A young media studies student asked me recently what I had learned about the communications trade over my long career.
The media business was so different when I first became a journalist that I feel it's almost presumptuous to give any advice to younger people.
But note that word 'trade', because it underlines one of the major differences between then and now. It was emphasised to me, when I first became a reporter in the 1960s, that I was entering a trade, not a profession.
"We don't want any of your hoity-toity Varsity types here," an old news hand told me. "Graduates with their fancy ideas. We want keen lads and lasses who came up the hard way."
Yes, there was prejudice against graduates in the media then. Now it would be hard to get a job without one. Journalism is a much more respectable profession these days – and it is now regarded as a profession. It is infinitely less drunken, rough and rackety. That is partly because there are more women in journalism.
There were fewer women in journalism when I started out and those who were successful were sometimes tougher than the men.
"Oh, she always gets the story all right," I was told, when the male reporters were discussing an ace female reporter. "That's because when the men are drinking in the local taverna, on foreign trips, she goes around and sleeps with the chief of police." Talk about bitchy.
Some of the lessons I learned were distinctly unedifying and useless to media aspirants today. But some of the experience remains serviceable.
One of the hallowed principles, handed down by veteran journos, was "names make news". Wherever possible, mention a name and give it a context – age, place of residence and marital status.
Names not only make news, they also make customers. When the Cork Examiner in 1912 published the name of every passenger who joined the Titanic at what was then Queenstown (now Cobh), the hope was that each passenger would purchase several copies of the newspaper. It also turned out to be a matchless record of the doomed liner.
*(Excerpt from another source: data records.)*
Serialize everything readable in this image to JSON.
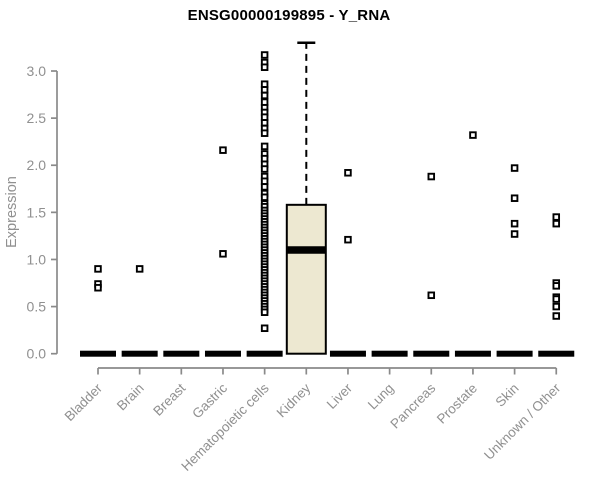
{
  "chart_data": {
    "type": "box",
    "title": "ENSG00000199895 - Y_RNA",
    "ylabel": "Expression",
    "ylim": [
      0,
      3.3
    ],
    "yticks": [
      0.0,
      0.5,
      1.0,
      1.5,
      2.0,
      2.5,
      3.0
    ],
    "grid": false,
    "legend": false,
    "categories": [
      "Bladder",
      "Brain",
      "Breast",
      "Gastric",
      "Hematopoietic cells",
      "Kidney",
      "Liver",
      "Lung",
      "Pancreas",
      "Prostate",
      "Skin",
      "Unknown / Other"
    ],
    "boxes": [
      {
        "category": "Bladder",
        "q1": 0,
        "median": 0,
        "q3": 0,
        "whisker_low": 0,
        "whisker_high": 0,
        "outliers": [
          0.9,
          0.74,
          0.7
        ]
      },
      {
        "category": "Brain",
        "q1": 0,
        "median": 0,
        "q3": 0,
        "whisker_low": 0,
        "whisker_high": 0,
        "outliers": [
          0.9
        ]
      },
      {
        "category": "Breast",
        "q1": 0,
        "median": 0,
        "q3": 0,
        "whisker_low": 0,
        "whisker_high": 0,
        "outliers": []
      },
      {
        "category": "Gastric",
        "q1": 0,
        "median": 0,
        "q3": 0,
        "whisker_low": 0,
        "whisker_high": 0,
        "outliers": [
          2.16,
          1.06
        ]
      },
      {
        "category": "Hematopoietic cells",
        "q1": 0,
        "median": 0,
        "q3": 0,
        "whisker_low": 0,
        "whisker_high": 0,
        "outliers": [
          3.17,
          3.09,
          3.04,
          2.86,
          2.8,
          2.74,
          2.67,
          2.61,
          2.56,
          2.51,
          2.45,
          2.39,
          2.34,
          2.2,
          2.12,
          2.07,
          2.01,
          1.96,
          1.88,
          1.83,
          1.77,
          1.7,
          1.66,
          1.59,
          1.56,
          1.52,
          1.49,
          1.46,
          1.43,
          1.4,
          1.37,
          1.34,
          1.31,
          1.28,
          1.25,
          1.22,
          1.19,
          1.16,
          1.13,
          1.1,
          1.07,
          1.04,
          1.01,
          0.98,
          0.95,
          0.92,
          0.89,
          0.86,
          0.83,
          0.8,
          0.77,
          0.74,
          0.71,
          0.68,
          0.65,
          0.62,
          0.59,
          0.56,
          0.53,
          0.5,
          0.47,
          0.44,
          0.27
        ]
      },
      {
        "category": "Kidney",
        "q1": 0.0,
        "median": 1.1,
        "q3": 1.58,
        "whisker_low": 0.0,
        "whisker_high": 3.3,
        "outliers": []
      },
      {
        "category": "Liver",
        "q1": 0,
        "median": 0,
        "q3": 0,
        "whisker_low": 0,
        "whisker_high": 0,
        "outliers": [
          1.92,
          1.21
        ]
      },
      {
        "category": "Lung",
        "q1": 0,
        "median": 0,
        "q3": 0,
        "whisker_low": 0,
        "whisker_high": 0,
        "outliers": []
      },
      {
        "category": "Pancreas",
        "q1": 0,
        "median": 0,
        "q3": 0,
        "whisker_low": 0,
        "whisker_high": 0,
        "outliers": [
          1.88,
          0.62
        ]
      },
      {
        "category": "Prostate",
        "q1": 0,
        "median": 0,
        "q3": 0,
        "whisker_low": 0,
        "whisker_high": 0,
        "outliers": [
          2.32
        ]
      },
      {
        "category": "Skin",
        "q1": 0,
        "median": 0,
        "q3": 0,
        "whisker_low": 0,
        "whisker_high": 0,
        "outliers": [
          1.97,
          1.65,
          1.38,
          1.27
        ]
      },
      {
        "category": "Unknown / Other",
        "q1": 0,
        "median": 0,
        "q3": 0,
        "whisker_low": 0,
        "whisker_high": 0,
        "outliers": [
          1.45,
          1.38,
          0.75,
          0.72,
          0.6,
          0.58,
          0.5,
          0.4
        ]
      }
    ],
    "colors": {
      "box_fill": "#EDE8D1",
      "box_stroke": "#000000",
      "median": "#000000",
      "point_stroke": "#000000",
      "point_fill": "#ffffff",
      "axis_line": "#8A8A8A",
      "axis_text": "#909090",
      "title": "#000000",
      "background": "#ffffff"
    }
  }
}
Another adage which still holds good, even in the era of Twitter and Facebook, was that "there's nothing like news in a newspaper". A reader should exclaim, "I never knew that" when perusing any text of the written word.
Reporters should pursue campaigns, but only campaigns that they can win. There's no point in campaigning to end poverty or conquer cancer.
Pick a specific subject that can be declared successful – saving a hospital from closure, say.
Never assume general knowledge, or familiarity, about a topic just because you are familiar with it. Every time Beethoven's Fifth Symphony is played, someone is hearing it for the first time.
A catfight in your back alley is more interesting than a famine in China – a cruel dictum issued by the press baron Max Beaverbrook, but with a grain of truth.
We can't always process the impact of great tragedies; the small, personal story can have more resonance than any big event far away.
A professional writer should be able to turn their hand to anything. A great journo, Keith Waterhouse – author of the immortal Billy Liar – once said that, if he was asked for an opera libretto, he would answer: "When is the deadline?" ("And how much are you paying?")
And always remember: the Editor is always right. Even when he's wrong. Because a successful newspaper is a benign dictatorship, which depends on leadership. Still true today.